The numbers are also low when looking at average weekly wages, said Martin Kohli, a chief regional economist for the BLS.
For first-quarter 2012, the average weekly wage in New Jersey for workers in Leisure and Hospitality fields was $450, according to a database Koli prepared for us. That’s the lowest salary of the 11 sectors that BLS tracks, Koli said.
How did Education and Health Services compare? In New Jersey, the average annual wage in 2011 was $47,338. The weekly salary for first-quarter 2012 was $893.
"The Majority Leader acknowledged that we have created some jobs in New Jersey," Brian McGinnis, Greenwald's communications director, said in an e-mail. "No one is disputing that. He used the example of the Leisure and Hospitality sector to make a larger point. As the data … show, while this sector has added jobs, they are not for the most part the kind of good-paying middle-class jobs that will help drive a strong economic recovery in New Jersey."
Now let’s look at the rest of Greenwald’s claim.

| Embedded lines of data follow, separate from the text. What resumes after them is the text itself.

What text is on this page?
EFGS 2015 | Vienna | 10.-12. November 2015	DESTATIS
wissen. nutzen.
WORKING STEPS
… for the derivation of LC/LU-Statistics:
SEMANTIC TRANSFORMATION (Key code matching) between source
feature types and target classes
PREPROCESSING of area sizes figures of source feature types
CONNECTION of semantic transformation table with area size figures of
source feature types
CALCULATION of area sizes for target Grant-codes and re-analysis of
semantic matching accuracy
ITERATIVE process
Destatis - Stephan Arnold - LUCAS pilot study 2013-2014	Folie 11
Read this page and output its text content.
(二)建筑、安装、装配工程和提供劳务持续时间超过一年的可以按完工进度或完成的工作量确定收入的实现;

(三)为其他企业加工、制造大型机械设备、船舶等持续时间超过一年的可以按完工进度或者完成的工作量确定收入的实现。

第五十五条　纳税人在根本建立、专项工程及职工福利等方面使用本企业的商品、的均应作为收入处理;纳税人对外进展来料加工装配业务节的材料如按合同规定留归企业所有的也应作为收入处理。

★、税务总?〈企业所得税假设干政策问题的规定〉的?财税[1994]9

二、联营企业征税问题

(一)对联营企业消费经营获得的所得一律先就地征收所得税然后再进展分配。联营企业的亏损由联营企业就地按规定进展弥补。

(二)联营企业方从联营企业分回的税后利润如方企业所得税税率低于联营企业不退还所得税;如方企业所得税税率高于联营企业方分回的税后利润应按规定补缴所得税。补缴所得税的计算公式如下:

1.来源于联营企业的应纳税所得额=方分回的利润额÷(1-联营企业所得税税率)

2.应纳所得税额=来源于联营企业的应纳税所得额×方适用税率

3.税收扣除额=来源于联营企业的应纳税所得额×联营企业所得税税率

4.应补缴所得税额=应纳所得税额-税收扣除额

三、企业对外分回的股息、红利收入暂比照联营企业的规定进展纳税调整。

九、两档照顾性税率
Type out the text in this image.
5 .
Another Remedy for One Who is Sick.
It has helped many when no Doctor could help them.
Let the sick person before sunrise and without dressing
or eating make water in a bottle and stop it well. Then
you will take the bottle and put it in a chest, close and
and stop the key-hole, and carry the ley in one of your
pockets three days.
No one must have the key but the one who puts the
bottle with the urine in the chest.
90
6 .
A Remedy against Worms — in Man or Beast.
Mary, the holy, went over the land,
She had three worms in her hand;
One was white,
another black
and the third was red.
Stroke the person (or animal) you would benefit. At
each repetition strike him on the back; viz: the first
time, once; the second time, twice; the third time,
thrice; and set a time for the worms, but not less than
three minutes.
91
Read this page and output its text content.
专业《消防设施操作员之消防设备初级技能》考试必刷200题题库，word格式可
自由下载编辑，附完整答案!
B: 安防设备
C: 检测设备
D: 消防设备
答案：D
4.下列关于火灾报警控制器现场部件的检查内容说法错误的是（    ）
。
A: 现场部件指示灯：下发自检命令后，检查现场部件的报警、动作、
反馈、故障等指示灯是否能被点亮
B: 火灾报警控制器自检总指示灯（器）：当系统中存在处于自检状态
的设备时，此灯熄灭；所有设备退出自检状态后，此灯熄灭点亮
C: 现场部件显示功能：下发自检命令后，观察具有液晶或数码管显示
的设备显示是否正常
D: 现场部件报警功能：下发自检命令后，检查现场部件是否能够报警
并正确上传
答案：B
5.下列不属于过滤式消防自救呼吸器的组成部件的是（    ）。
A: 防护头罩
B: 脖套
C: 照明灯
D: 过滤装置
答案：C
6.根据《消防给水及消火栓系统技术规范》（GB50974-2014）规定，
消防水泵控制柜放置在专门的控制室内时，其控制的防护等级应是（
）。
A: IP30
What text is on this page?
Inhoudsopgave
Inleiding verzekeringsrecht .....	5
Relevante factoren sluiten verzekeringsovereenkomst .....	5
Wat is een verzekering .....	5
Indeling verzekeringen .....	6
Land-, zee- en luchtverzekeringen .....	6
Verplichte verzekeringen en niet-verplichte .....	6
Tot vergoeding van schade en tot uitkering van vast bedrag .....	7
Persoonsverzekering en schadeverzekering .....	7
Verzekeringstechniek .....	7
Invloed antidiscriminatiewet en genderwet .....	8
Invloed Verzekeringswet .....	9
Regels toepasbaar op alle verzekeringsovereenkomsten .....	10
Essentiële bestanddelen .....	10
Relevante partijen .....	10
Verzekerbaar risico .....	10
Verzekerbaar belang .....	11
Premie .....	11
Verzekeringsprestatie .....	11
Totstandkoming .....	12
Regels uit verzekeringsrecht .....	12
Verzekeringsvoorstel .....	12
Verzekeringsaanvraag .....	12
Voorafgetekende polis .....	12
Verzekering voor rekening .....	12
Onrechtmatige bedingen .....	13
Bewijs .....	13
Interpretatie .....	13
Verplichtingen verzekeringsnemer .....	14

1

Greenwald said Leisure and Hospitality has "the lowest proportion of its workforce earning minimum or subminimum wage jobs." That would mean a small number of those workers are earning minimum wage or below, and that’s not accurate. McGinnis acknowledged that Greenwald misspoke.
"The data show the Leisure and Hospitality sector is the industry with the highest proportion of its workers earning minimum wage or below," McGinnis said. " The data further show that about one half of all workers who are paid at or below minimum wage are working in this industry -- primarily in restaurant/food service."
Greenwald said, "Right now one of our highest job growth sectors is Leisure and Hospitality. We've added jobs that mostly fall within the restaurant and bar sector industry. These are not high-paying jobs, as the U.S. Department of Labor estimates this is an industry sector with the lowest average wages and the lowest proportion of its workforce earning minimum or subminimum wage jobs."
Leisure and Hospitality saw the second-highest rate of job growth in New Jersey in 2011, but a BLS economist confirmed that the average weekly salary of workers for that sector is the lowest among all sectors tracked.
Greenwald, however, misstated that those jobs have the lowest proportion of workers earning minimum wage or below.
We rate Greenwald’s statement Mostly True.